BATTLE: New recruits and new challenges facing fireys
DRY dams and empty creeks could spell danger for volunteer firefighters searching for water to combat the flames this season.
On Rural Fire Service Week this week (September 1 -7), volunteers with decades' experience have warned of bushfire dangers exacerbated by drought.
Stanthorpe Group officer Pedro Curr said the biggest difference this year was the dry conditions adding to fuel loads and reducing water capacity.
"Usually we would get water on properties. They usually have a dam or a creek but at the moment it's scarce,” said Mr Curr.
"We've got contingency plans - we've got a tank in Warwick and a tank in Stanthorpe if we need it.”
Queensland has 1400 Rural Fire Brigades of which 13 are in the Stanthorpe region.
Mr Curr has been a volunteer for about 30 years and said it was getting harder to attract new recruits.
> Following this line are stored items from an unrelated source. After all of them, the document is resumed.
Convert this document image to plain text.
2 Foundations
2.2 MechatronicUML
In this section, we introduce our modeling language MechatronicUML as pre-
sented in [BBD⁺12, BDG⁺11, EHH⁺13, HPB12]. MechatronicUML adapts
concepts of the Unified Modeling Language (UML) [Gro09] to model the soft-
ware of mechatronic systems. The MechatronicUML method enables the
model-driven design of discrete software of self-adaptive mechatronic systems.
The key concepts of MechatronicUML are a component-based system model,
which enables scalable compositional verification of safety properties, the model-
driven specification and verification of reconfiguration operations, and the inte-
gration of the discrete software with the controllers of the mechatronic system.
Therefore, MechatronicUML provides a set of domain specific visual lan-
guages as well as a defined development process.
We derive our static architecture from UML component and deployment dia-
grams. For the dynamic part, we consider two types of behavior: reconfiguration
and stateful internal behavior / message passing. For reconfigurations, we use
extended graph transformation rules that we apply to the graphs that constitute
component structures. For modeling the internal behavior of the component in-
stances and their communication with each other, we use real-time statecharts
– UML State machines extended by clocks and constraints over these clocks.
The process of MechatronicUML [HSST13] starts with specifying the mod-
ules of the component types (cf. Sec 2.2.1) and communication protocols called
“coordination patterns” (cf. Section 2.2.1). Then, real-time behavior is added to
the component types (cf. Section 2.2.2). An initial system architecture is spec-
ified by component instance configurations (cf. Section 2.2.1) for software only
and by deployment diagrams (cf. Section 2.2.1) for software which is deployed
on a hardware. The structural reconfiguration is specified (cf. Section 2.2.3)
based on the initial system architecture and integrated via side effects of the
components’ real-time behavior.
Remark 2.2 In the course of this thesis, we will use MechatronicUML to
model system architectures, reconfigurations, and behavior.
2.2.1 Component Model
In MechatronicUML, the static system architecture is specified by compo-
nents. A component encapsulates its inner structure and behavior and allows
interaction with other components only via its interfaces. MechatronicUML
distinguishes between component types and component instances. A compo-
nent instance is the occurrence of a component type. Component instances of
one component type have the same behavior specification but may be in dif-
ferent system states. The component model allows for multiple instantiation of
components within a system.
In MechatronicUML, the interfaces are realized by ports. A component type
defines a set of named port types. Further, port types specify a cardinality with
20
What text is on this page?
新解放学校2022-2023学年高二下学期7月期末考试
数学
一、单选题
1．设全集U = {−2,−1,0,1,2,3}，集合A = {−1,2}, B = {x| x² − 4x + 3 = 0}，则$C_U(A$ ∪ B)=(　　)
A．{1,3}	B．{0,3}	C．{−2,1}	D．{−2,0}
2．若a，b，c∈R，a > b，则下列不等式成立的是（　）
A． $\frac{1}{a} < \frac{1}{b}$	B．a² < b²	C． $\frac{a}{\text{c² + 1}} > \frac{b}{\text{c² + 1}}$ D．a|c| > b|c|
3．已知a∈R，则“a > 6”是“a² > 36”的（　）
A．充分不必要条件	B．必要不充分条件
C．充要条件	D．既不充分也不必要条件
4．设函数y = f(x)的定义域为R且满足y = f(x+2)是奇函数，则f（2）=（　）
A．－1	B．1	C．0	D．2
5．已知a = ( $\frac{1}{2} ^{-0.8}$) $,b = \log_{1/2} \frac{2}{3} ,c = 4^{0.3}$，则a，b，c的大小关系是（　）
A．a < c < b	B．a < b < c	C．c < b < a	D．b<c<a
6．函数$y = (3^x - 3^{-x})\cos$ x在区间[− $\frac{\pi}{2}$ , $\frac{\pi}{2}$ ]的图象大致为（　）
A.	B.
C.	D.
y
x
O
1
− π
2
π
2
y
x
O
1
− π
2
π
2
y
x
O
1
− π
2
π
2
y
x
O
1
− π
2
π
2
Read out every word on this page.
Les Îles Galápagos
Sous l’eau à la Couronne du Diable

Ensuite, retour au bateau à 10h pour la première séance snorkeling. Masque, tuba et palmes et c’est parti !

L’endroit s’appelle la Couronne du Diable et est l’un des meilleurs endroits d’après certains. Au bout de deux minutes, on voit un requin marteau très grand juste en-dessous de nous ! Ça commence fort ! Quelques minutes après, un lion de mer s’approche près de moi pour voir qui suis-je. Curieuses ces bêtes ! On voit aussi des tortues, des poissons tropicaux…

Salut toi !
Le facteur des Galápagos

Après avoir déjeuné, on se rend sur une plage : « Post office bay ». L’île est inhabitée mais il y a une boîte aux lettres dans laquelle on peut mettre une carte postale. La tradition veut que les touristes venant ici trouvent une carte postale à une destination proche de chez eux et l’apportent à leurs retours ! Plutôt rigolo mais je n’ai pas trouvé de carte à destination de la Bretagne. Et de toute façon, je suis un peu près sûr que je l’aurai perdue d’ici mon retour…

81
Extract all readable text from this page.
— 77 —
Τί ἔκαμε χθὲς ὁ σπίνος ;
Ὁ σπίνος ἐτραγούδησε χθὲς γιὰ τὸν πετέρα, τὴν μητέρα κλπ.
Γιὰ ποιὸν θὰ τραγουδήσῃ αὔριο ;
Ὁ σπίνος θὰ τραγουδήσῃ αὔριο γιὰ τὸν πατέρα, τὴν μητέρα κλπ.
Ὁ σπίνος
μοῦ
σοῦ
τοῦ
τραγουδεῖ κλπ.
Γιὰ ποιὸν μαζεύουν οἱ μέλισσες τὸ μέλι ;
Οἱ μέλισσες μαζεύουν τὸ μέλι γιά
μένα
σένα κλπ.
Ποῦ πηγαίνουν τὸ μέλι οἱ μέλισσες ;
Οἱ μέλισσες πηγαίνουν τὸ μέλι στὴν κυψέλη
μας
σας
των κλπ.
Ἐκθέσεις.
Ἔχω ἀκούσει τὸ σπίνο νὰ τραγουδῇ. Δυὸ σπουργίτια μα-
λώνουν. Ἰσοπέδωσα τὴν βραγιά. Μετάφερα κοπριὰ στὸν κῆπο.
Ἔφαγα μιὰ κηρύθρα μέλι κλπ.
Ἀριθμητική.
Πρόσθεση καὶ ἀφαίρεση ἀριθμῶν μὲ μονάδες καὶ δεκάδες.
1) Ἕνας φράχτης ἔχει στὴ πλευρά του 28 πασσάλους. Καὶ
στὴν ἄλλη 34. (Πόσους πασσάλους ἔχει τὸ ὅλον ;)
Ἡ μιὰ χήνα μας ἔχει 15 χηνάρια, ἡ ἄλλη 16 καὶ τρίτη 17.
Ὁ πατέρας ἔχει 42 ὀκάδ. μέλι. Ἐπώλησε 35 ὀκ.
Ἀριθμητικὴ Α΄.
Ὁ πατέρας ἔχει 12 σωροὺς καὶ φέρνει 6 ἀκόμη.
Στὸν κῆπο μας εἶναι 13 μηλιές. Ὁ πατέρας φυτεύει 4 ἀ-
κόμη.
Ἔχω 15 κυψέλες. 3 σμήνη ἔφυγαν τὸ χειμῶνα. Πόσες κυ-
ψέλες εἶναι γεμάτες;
"We're not getting any younger but young people are not that keen to take it on,” he said.
When Sugarloaf Brigade officer James Massey put his hand up 46 years ago he was 23 years old and joined his local group at Liston because it was "the done thing”.
"It wasn't even a maybe or an 'if'; it was just something you did,” he said.
More than four decades later he still devotes two days a week to the service.
"I find it (fighting fires) a challenge.
"I find it's an accumulation of a lot of experience and I can't say I don't enjoy the camaraderie and it's amazing seeing the strength in people under that pressure,” he said.
"To me my role is to ensure everyone I take out with me I bring home safely.”
Mr Massey said although there were many names on the books, volunteers were only useful if they kept up the fortnightly training and were up-to-speed with the new equipment.
"You can't just join and wear the yellow uniform.
"You have to attend at least one fire or more a year. You need to be on the 'fire line'.”